21 settembre 2009
Il permesso di soggiorno per famiglia rilasciato agli stranieri inespellibili, perché conviventi con parenti italiani, può essere convertito in altro titolo.
Il Ministero dell’interno fornisce una innovativa interpretazione del testo unico immigrazione per consentire agli stranieri parenti di italiani di convertire il permesso di soggiorno in lavoro, attesa occupazione o residenza elettiva.

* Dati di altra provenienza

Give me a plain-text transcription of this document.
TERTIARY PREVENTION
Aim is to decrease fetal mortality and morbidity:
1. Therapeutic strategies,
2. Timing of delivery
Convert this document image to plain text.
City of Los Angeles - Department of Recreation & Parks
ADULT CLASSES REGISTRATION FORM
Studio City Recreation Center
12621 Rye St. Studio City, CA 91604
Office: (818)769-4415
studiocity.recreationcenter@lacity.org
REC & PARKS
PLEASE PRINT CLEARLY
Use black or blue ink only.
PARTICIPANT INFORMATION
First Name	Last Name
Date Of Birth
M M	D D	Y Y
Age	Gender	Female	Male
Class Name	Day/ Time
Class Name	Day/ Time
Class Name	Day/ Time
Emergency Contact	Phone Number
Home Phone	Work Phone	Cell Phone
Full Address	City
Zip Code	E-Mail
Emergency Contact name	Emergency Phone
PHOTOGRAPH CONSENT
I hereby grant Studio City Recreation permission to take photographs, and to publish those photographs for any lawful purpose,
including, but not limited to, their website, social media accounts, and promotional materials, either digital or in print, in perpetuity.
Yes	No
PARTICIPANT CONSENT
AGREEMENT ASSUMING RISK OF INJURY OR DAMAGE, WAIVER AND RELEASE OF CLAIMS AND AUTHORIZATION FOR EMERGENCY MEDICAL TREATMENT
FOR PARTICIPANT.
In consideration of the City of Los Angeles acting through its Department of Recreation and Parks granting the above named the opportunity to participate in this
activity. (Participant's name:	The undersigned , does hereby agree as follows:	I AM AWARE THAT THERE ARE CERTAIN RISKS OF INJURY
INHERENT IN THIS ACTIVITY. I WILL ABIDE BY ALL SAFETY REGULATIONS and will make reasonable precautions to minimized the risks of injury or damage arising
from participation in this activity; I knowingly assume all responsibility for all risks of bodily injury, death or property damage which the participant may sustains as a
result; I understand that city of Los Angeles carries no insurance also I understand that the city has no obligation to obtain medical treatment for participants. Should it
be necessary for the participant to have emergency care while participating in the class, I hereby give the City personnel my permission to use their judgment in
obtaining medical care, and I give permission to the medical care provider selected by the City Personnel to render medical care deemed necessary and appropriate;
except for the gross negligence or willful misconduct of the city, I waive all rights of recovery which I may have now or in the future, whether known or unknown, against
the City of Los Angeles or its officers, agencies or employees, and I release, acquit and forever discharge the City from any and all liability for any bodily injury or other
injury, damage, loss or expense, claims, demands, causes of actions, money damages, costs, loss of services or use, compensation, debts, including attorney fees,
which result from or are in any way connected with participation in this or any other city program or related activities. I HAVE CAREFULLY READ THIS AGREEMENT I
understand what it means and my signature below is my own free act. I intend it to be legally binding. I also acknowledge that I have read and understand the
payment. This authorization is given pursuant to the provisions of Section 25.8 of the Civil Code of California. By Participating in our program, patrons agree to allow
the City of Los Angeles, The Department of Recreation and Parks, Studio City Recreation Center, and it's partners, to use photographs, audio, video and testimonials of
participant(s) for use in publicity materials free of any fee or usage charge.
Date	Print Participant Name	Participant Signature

Il Dipartimento di PS del Ministero dell’interno, dopo aver emanato a fine agosto disposizioni alle questure per consentire agli stranieri inespellibili, in quanto parenti di terzo e quarto grado dei cittadini italiani e già titolari di permesso di soggiorno per famiglia, di rinnovare il titolo nonostante la legge sulla sicurezza pubblica abbia ora ristretto la tutela ai soli parenti entro il secondo grado, è intervenuto nuovamente sull’argomento con una risposta ad un quesito della Questura di Biella altrettanto importante ed innovativa.
Il Viminale, invertendo l’orientamento finora adottato, ha precisato che il permesso di soggiorno per famiglia, rilasciato ai sensi dell’art. 19 del testo unico immigrazione ai parenti conviventi con il cittadino italiano, e per questo inespellibili, differisce dal permesso di soggiorno per famiglia rilasciato in via ordinaria ai sensi dell’art. 30 del testo unico solo in base ai presupposti originatori.
Per questo motivo, sussistendone i presupposti di legge, potrà essere convertito in permesso per motivi di lavoro, autonomo o subordinato, per attesa occupazione o per residenza elettiva.